Blaer wasn’t the only one who’d increased in power in the years she’d been away.

“You came from France?” Fleur asked.

“Paris,” Blaer confirmed, unsurprised at this evidence that her mother had had her watched.

“Such a lovely city, especially this time of year. Short days and lights everywhere. Did you pick up that dress there?” Some of the world’s top fae design houses were located in the French capital.

“I did.”

“It suits you.”

Olivier took a path through a grove of towering oaks. They followed, discussing fashion as if they’d been separated for only a few days instead of two decades.

Blaer’s new home was located on the compound’s outskirts, Langdon’s way of letting her know she was here on sufferance.

Fleur looked on as Olivier showed Blaer around. Her new lair was smaller than the tower she’d had at Sindre’s court, with just two bedrooms, a living room and a small kitchen, but it would do. She didn’t plan to remain on New Moon’s outer edges for long.
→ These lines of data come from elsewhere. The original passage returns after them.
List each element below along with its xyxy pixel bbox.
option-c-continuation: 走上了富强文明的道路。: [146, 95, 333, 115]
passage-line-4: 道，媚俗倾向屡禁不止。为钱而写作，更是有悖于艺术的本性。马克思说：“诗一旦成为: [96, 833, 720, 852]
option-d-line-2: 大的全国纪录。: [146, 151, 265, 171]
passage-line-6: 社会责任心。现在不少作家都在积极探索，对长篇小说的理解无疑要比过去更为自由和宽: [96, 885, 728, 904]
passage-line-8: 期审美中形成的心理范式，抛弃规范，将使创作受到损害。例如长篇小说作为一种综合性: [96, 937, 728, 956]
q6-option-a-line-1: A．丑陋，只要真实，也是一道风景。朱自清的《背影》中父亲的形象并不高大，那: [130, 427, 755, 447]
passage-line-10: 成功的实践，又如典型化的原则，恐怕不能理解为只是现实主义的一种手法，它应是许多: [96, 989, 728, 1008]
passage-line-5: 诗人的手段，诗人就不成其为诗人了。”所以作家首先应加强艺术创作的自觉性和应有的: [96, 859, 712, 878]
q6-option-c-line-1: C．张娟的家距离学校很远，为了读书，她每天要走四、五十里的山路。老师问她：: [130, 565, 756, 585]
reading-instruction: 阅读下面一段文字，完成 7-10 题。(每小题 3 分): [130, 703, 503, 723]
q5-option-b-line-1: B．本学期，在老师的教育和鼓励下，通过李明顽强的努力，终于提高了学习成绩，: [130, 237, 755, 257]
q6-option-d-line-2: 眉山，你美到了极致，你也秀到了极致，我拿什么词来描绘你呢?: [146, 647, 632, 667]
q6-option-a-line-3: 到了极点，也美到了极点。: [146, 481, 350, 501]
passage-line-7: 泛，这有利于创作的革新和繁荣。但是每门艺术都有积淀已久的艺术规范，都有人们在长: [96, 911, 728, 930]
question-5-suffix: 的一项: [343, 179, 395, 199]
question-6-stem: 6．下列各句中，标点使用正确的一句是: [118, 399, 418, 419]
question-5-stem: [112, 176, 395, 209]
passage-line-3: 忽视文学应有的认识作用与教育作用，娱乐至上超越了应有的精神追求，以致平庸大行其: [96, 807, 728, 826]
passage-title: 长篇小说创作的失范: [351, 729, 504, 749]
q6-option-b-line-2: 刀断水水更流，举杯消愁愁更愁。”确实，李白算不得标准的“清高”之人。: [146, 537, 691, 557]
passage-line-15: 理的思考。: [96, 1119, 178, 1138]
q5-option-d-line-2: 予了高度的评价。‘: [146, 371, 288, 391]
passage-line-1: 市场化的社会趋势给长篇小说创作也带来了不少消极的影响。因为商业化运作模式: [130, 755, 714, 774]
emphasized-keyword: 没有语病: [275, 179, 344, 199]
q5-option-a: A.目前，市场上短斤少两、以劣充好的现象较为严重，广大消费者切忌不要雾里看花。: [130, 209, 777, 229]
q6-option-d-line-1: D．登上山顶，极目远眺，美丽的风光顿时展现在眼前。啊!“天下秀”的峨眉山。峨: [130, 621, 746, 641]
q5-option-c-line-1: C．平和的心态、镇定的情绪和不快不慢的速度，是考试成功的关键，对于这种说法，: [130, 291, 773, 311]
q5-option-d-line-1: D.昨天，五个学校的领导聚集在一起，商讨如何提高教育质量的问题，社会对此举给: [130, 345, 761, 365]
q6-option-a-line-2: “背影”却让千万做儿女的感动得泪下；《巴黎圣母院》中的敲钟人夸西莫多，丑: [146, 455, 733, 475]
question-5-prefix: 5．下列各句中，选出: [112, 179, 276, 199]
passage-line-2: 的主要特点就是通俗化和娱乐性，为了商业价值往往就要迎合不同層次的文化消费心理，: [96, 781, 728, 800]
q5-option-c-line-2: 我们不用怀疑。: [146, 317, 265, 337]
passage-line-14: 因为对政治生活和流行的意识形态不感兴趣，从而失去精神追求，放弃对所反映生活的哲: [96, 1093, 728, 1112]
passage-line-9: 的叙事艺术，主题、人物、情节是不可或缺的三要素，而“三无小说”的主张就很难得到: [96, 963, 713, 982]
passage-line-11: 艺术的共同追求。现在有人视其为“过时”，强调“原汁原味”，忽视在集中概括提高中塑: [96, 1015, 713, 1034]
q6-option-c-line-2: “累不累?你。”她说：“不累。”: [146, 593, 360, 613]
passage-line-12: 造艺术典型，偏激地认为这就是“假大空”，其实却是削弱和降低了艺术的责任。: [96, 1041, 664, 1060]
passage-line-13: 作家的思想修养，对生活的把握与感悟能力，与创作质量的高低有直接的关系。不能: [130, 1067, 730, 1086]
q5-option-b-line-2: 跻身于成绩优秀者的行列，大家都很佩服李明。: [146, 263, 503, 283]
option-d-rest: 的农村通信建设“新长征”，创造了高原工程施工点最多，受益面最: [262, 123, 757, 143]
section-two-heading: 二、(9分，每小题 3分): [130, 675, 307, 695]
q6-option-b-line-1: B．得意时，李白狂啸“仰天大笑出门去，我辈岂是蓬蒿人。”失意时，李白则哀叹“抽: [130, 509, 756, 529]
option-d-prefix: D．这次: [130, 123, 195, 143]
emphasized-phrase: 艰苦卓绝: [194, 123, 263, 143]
“You may decorate how you wish, of course,” the butler murmured as they returned to the living room.

Blaer glanced around. Like the prince’s lair, the walls were black Italian marble with narrow windows covered by black-out shades.

The furniture was Art Nouveau, all sinuous lines and plush burn-out velvet, and the rug was a dramatic swirl of black and white.

The rest of the apartment was decorated in a similar style.

“This will do.” The twins would have to sleep in the second bedroom, but Jon was often gone on assignments anyway. He was her eyes and ears in the fae world, while Krysten stayed close.

And Luc would sleep in her bed—or on the marble floor. The choice was his.

Her mother eyed her thoughtfully. Then her mouth curved. “I’ll see you at dinner. Introduce you around. They’ll be dying to see how you turned out.”

They shared their first genuine smile.

“I look forward to it,” Blaer returned.